Other administrations, including President Barack Obama’s, secured the release of imprisoned Americans without promising a summit meeting or improved diplomatic relations. Over the past week, Mr. Trump had criticized the Obama administration for failing to secure the release of the three men, who had been held on charges of committing espionage or “hostile acts” against North Korea. Two of them were taken prisoner after Mr. Trump took office.
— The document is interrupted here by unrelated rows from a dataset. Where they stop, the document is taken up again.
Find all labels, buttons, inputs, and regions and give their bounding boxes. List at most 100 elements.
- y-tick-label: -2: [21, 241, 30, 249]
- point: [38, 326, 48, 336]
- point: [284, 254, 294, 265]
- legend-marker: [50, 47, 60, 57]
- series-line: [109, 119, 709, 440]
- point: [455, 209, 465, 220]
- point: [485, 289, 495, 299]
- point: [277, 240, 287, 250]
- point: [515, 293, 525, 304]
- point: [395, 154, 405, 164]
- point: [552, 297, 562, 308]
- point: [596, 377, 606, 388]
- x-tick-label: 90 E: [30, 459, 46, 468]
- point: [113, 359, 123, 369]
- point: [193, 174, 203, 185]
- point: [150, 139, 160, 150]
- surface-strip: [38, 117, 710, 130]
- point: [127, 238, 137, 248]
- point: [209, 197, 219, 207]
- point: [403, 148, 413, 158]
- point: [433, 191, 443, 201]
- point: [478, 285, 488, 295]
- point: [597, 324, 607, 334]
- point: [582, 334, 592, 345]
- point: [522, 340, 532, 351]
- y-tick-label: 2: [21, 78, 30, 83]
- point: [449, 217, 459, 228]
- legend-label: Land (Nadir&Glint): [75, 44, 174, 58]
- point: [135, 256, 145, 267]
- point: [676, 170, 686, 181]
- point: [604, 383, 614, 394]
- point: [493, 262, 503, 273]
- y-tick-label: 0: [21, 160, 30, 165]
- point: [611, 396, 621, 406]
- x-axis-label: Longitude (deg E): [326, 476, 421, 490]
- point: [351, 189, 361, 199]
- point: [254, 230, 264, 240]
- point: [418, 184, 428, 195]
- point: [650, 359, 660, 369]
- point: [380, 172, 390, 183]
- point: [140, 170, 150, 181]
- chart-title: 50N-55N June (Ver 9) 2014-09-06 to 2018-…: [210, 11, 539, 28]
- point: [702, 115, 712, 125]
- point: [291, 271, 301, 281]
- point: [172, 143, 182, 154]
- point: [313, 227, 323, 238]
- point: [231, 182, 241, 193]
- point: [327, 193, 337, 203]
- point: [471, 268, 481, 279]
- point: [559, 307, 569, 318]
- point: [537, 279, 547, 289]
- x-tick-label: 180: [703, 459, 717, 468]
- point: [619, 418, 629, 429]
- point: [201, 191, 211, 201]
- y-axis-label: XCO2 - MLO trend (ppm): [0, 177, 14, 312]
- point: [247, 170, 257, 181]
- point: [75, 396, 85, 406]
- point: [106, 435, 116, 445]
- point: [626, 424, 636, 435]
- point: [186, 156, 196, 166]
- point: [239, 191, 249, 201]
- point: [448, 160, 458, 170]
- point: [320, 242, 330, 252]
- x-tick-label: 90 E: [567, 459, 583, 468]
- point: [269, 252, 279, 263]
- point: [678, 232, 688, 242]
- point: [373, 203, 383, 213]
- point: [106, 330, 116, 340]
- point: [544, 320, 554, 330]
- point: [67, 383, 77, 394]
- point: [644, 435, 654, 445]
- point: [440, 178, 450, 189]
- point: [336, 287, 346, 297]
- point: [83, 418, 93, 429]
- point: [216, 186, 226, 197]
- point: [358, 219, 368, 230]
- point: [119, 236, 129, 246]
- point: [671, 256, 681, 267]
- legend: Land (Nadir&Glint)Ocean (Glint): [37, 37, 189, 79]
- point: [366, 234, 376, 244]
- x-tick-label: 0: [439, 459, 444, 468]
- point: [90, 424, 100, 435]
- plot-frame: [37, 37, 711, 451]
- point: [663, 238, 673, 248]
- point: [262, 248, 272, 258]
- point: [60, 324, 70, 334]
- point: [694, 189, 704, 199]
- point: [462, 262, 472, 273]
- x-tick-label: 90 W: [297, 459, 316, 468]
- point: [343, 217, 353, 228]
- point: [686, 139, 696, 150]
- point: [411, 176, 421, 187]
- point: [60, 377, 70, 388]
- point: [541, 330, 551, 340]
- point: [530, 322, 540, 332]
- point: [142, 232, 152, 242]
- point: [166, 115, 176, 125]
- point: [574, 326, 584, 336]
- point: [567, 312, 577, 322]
The three men include Kim Dong-chul, a businessman and naturalized American citizen from the Virginia suburbs of Washington. He had been sentenced to 10 years’ hard labor in April 2016 after being convicted of spying and other offenses.
Tony Kim, also known as Kim Sang-duk, was arrested in April 2017 while trying to board a plane to leave the country. He had spent a month teaching accounting at a Christian-funded school, Pyongyang University of Science and Technology.
Kim Hak-song, who volunteered at the school’s agricultural research farm, was arrested in May 2017. According to CNN, he was born in China near the North Korean border and emigrated to the United States in the 1990s, later returning to China and eventually moving to Pyongyang.
Speaking through a translator, one of the men recounted his time in captivity, describing long days in labor camps but adding that he had received medical treatment when needed. Their release bears a striking contrast to Otto F. Warmbier, a University of Virginia student who was returned to American custody in June after spending 17 months in captivity, much of it in a coma, in Pyongyang. He died days later.
From the tarmac, Mr. Trump acknowledged Mr. Warmbier and his family. “I want to pay my warmest respects to the parents of Otto Warmbier,” the president said, “who was a great young man who really suffered.”